There’s Lego camp and sports camp for five-year-old Skippy, and Nemo camp and water play for three-year-old Tess.
Now, Skippy attended a bunch of camps last year — guitar camp (too hard!) and zoo camp (too hot!), but Tess was stuck in day care because she was only two. Worse, she had to accompany Skippy to all his camps, where he was dropped off, and she had to sit in the car for yet another long ride to yet another long, boring day at day care.
But now, because she is finally three, she gets to attend camp at the same place as Skippy.
Before this could happen, however, the kids’ mom had to have a long talk with them about being good siblings. Tess was not to embarrass her older brother in any way (“I won’t! What’s ‘embears’?”) and Skippy was to be there at the drop of a hat if Tess needed him to protect, guide and comfort her. (“I wiiiiiill,” spoken like someone who’s heard it all before… but he hasn’t).
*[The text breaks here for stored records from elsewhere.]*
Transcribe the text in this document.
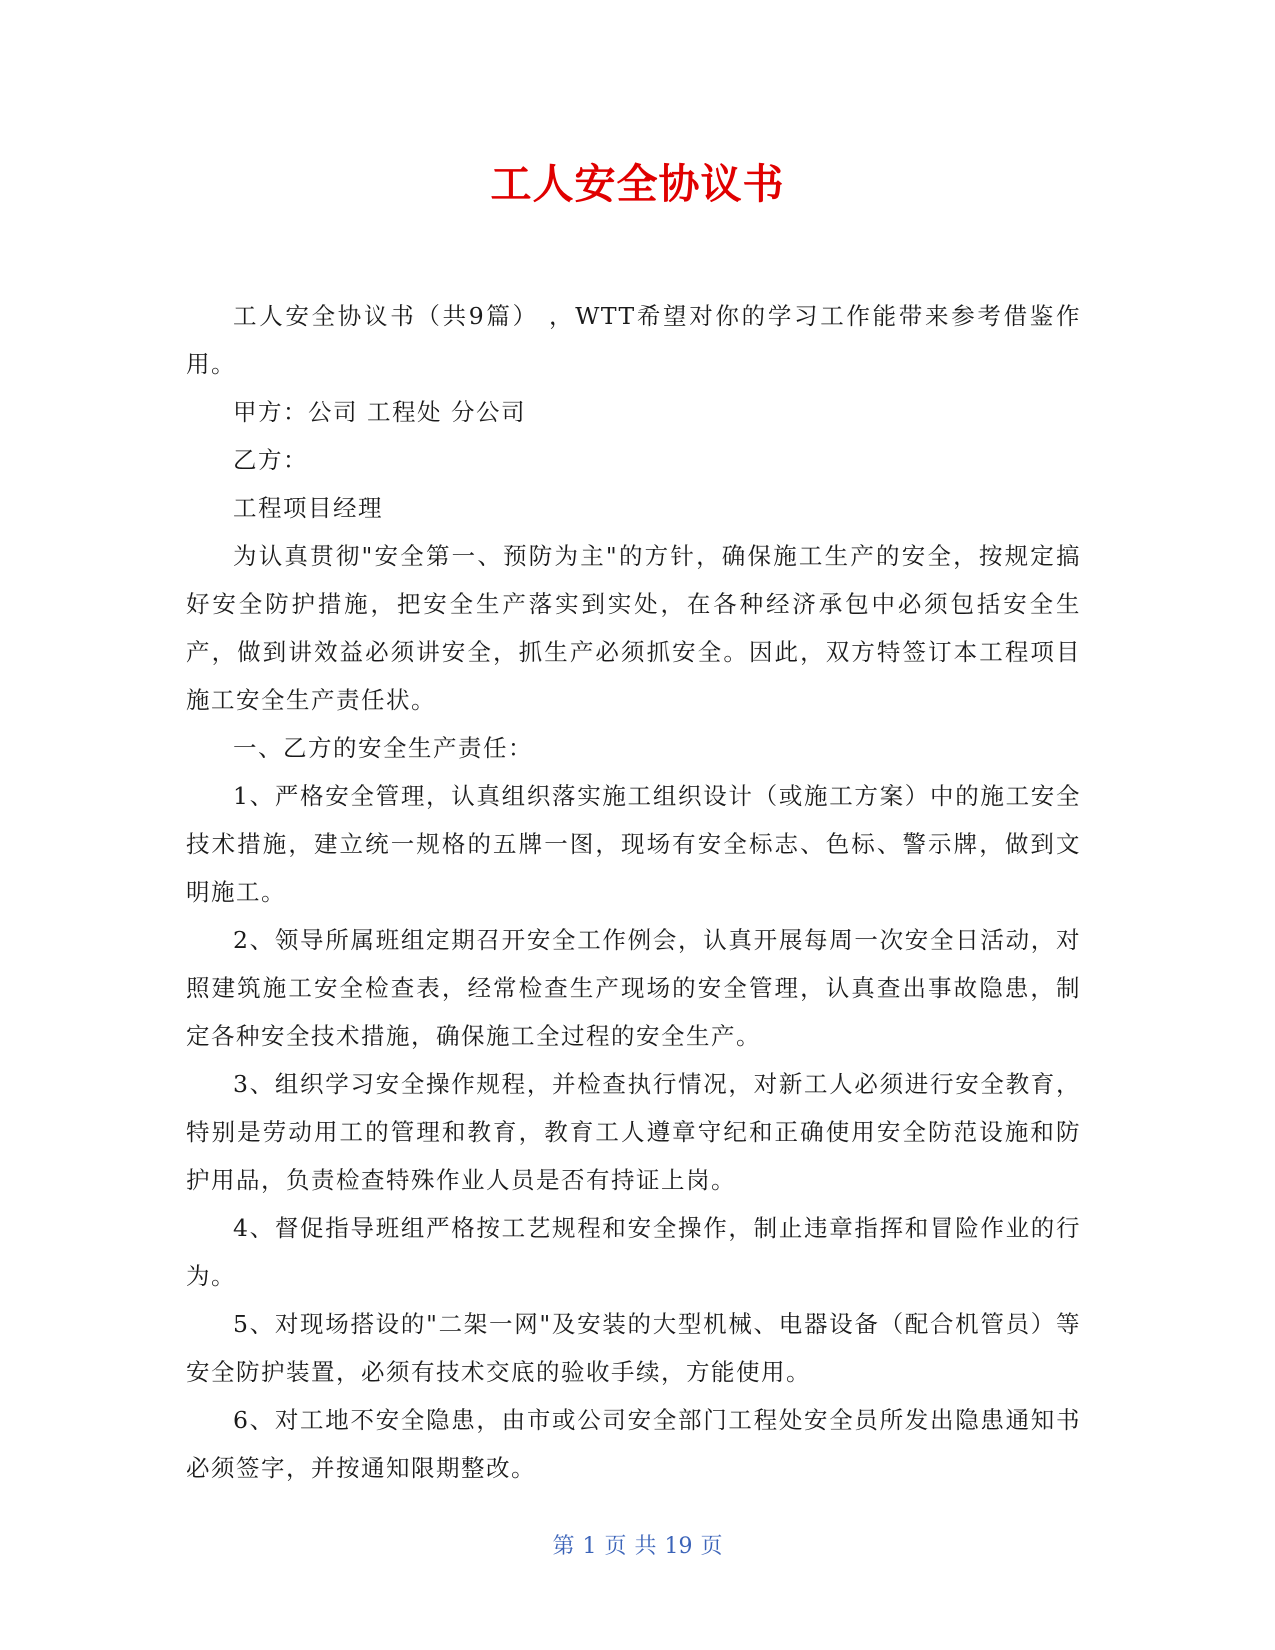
工人安全协议书

工人安全协议书（共9篇） ，WTT希望对你的学习工作能带来参考借鉴作用。

甲方：公司 工程处 分公司

乙方：

工程项目经理

为认真贯彻"安全第一、预防为主"的方针，确保施工生产的安全，按规定搞好安全防护措施，把安全生产落实到实处，在各种经济承包中必须包括安全生产，做到讲效益必须讲安全，抓生产必须抓安全。因此，双方特签订本工程项目施工安全生产责任状。

一、乙方的安全生产责任：

1、严格安全管理，认真组织落实施工组织设计（或施工方案）中的施工安全技术措施，建立统一规格的五牌一图，现场有安全标志、色标、警示牌，做到文明施工。

2、领导所属班组定期召开安全工作例会，认真开展每周一次安全日活动，对照建筑施工安全检查表，经常检查生产现场的安全管理，认真查出事故隐患，制定各种安全技术措施，确保施工全过程的安全生产。

3、组织学习安全操作规程，并检查执行情况，对新工人必须进行安全教育，特别是劳动用工的管理和教育，教育工人遵章守纪和正确使用安全防范设施和防护用品，负责检查特殊作业人员是否有持证上岗。

4、督促指导班组严格按工艺规程和安全操作，制止违章指挥和冒险作业的行为。

5、对现场搭设的"二架一网"及安装的大型机械、电器设备（配合机管员）等安全防护装置，必须有技术交底的验收手续，方能使用。

6、对工地不安全隐患，由市或公司安全部门工程处安全员所发出隐患通知书必须签字，并按通知限期整改。

第 1 页 共 19 页
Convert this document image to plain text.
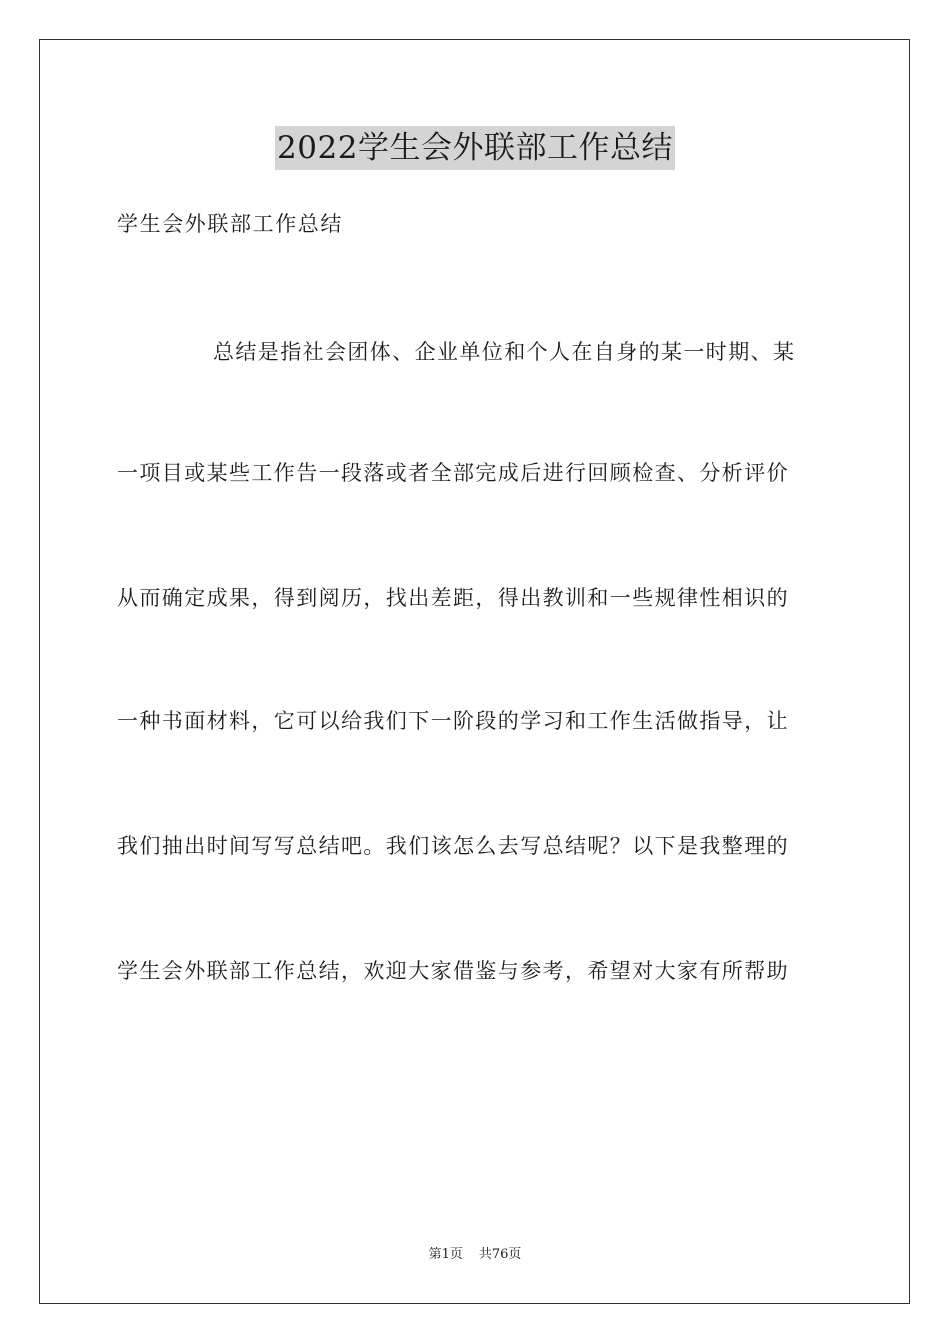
2022学生会外联部工作总结
学生会外联部工作总结
总结是指社会团体、企业单位和个人在自身的某一时期、某
一项目或某些工作告一段落或者全部完成后进行回顾检查、分析评价
从而确定成果，得到阅历，找出差距，得出教训和一些规律性相识的
一种书面材料，它可以给我们下一阶段的学习和工作生活做指导，让
我们抽出时间写写总结吧。我们该怎么去写总结呢？以下是我整理的
学生会外联部工作总结，欢迎大家借鉴与参考，希望对大家有所帮助
第1页 共76页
So Monday comes and their mother walks them to the check-in where a perky teenager crosses off their names and calls for another teenager to escort them to their respective camps.
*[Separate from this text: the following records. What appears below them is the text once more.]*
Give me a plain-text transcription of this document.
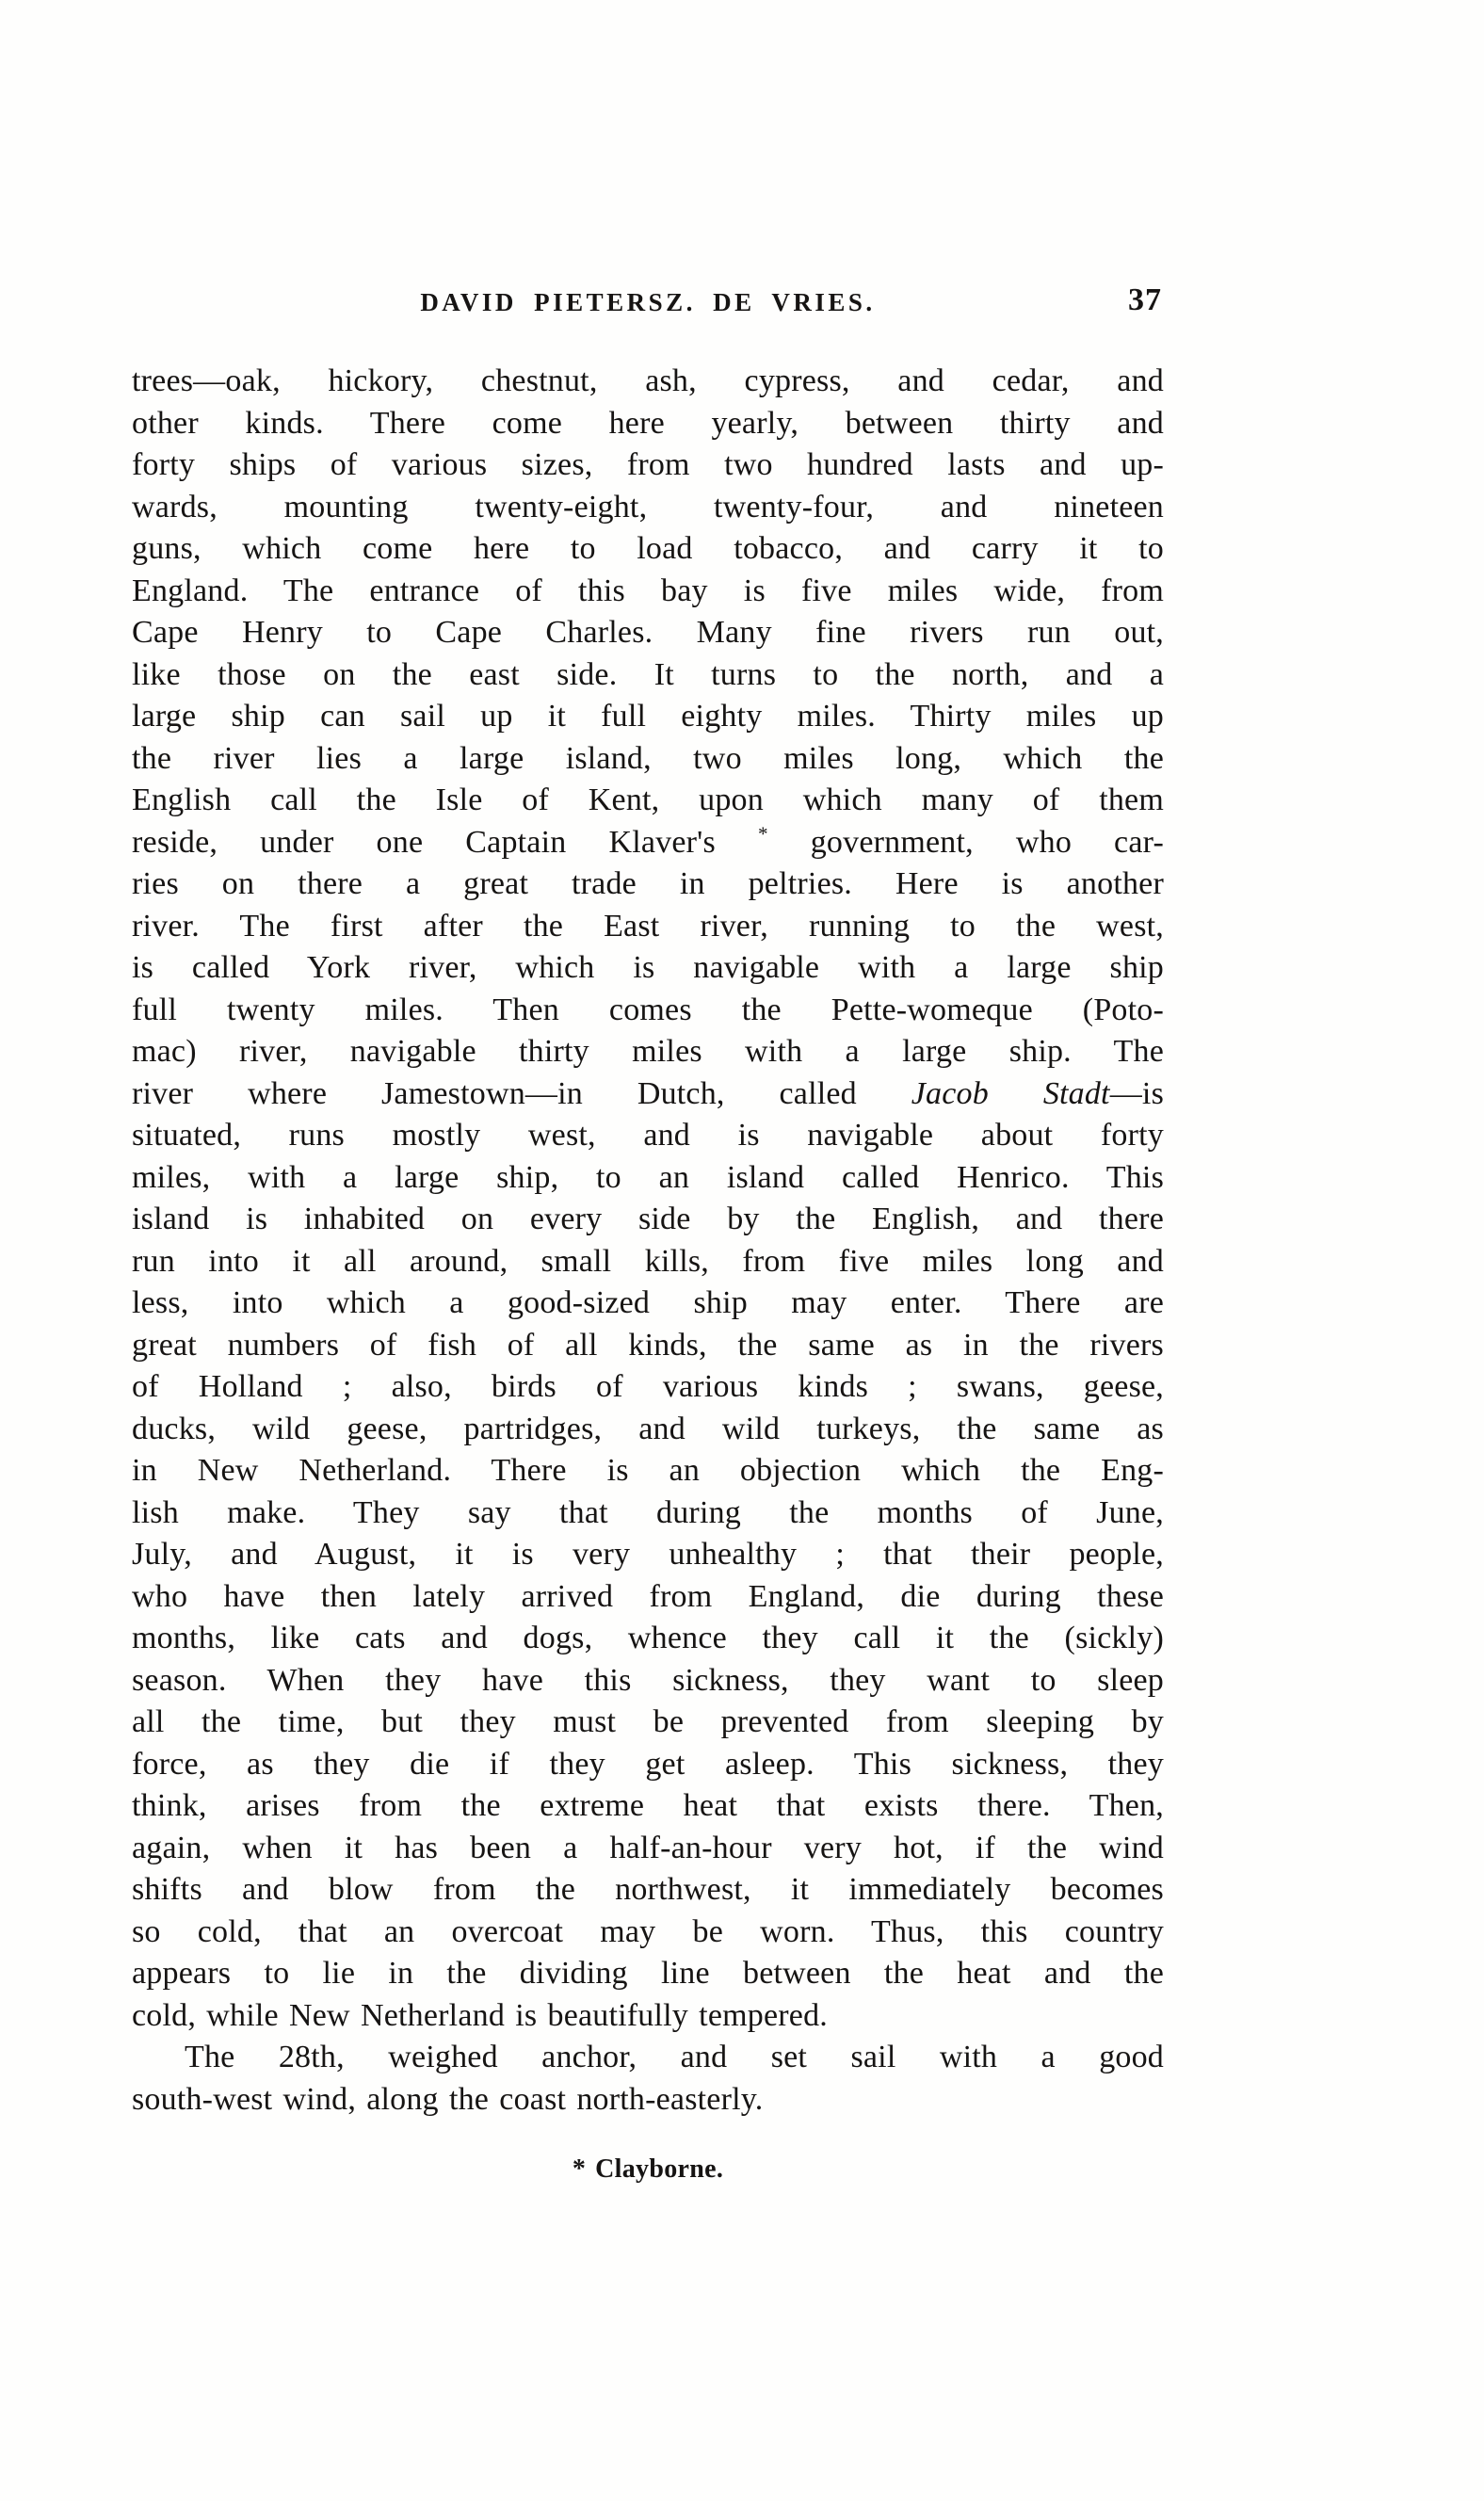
DAVID PIETERSZ. DE VRIES.	37
trees—oak, hickory, chestnut, ash, cypress, and cedar, and
other kinds. There come here yearly, between thirty and
forty ships of various sizes, from two hundred lasts and up-
wards, mounting twenty-eight, twenty-four, and nineteen
guns, which come here to load tobacco, and carry it to
England. The entrance of this bay is five miles wide, from
Cape Henry to Cape Charles. Many fine rivers run out,
like those on the east side. It turns to the north, and a
large ship can sail up it full eighty miles. Thirty miles up
the river lies a large island, two miles long, which the
English call the Isle of Kent, upon which many of them
reside, under one Captain Klaver's * government, who car-
ries on there a great trade in peltries. Here is another
river. The first after the East river, running to the west,
is called York river, which is navigable with a large ship
full twenty miles. Then comes the Pette-womeque (Poto-
mac) river, navigable thirty miles with a large ship. The
river where Jamestown—in Dutch, called Jacob Stadt—is
situated, runs mostly west, and is navigable about forty
miles, with a large ship, to an island called Henrico. This
island is inhabited on every side by the English, and there
run into it all around, small kills, from five miles long and
less, into which a good-sized ship may enter. There are
great numbers of fish of all kinds, the same as in the rivers
of Holland ; also, birds of various kinds ; swans, geese,
ducks, wild geese, partridges, and wild turkeys, the same as
in New Netherland. There is an objection which the Eng-
lish make. They say that during the months of June,
July, and August, it is very unhealthy ; that their people,
who have then lately arrived from England, die during these
months, like cats and dogs, whence they call it the (sickly)
season. When they have this sickness, they want to sleep
all the time, but they must be prevented from sleeping by
force, as they die if they get asleep. This sickness, they
think, arises from the extreme heat that exists there. Then,
again, when it has been a half-an-hour very hot, if the wind
shifts and blow from the northwest, it immediately becomes
so cold, that an overcoat may be worn. Thus, this country
appears to lie in the dividing line between the heat and the
cold, while New Netherland is beautifully tempered.
The 28th, weighed anchor, and set sail with a good
south-west wind, along the coast north-easterly.
* Clayborne.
“’Bye, kids!” mom yells after them.
“Oh, yeah. Bye!”
“Have fun!”
“We wiiiiiill.”
By Tuesday, the kids were all grown up.
“Don’t walk us in,” Skippy ordered. “I’m like a teenager.”
“You are not a teenager,” mom replied.
“I’m like a teenager!” (Evidently teenagers are never so revered as when they work at summer camp.)
Tess, whose camp wisely included naptime along with water play, struggled through the door carrying her backpack, water bottle, towel, pillow, a blanket for above, a blanket for below and her favorite stuffed animal.
“Skippy!” chided his mother (from just outside the doorway). “Help her!”
“I wiiiiiill.” (Maybe he is a teenager!)
So Skippy grabbed one corner of one blanket and they trundled down the hallway — Hansel and Gretel meet the Princess and the Pea. (“That pile of bedding was as tall as they were,” their mother told me later.)
Of course, when they got within sight of the teenagers, Skippy dropped his corner and ran ahead into the gym. He knows where to go for sports camp.
And little Tess, so little she still needs naptime, continued slogging down the long, long hallway alone — water bottle clunking against her legs, stuffed animal weighing down her arm, blankets dragging on the floor. But she made it.
She made it because she is finally three and gets to go to camp and is merely a smaller version of the woman in the Rosie the Riveter ad: “We Can Do It!”
It has to start somewhere, and camp is as good a place as any. As for Skippy, he’d better watch his back!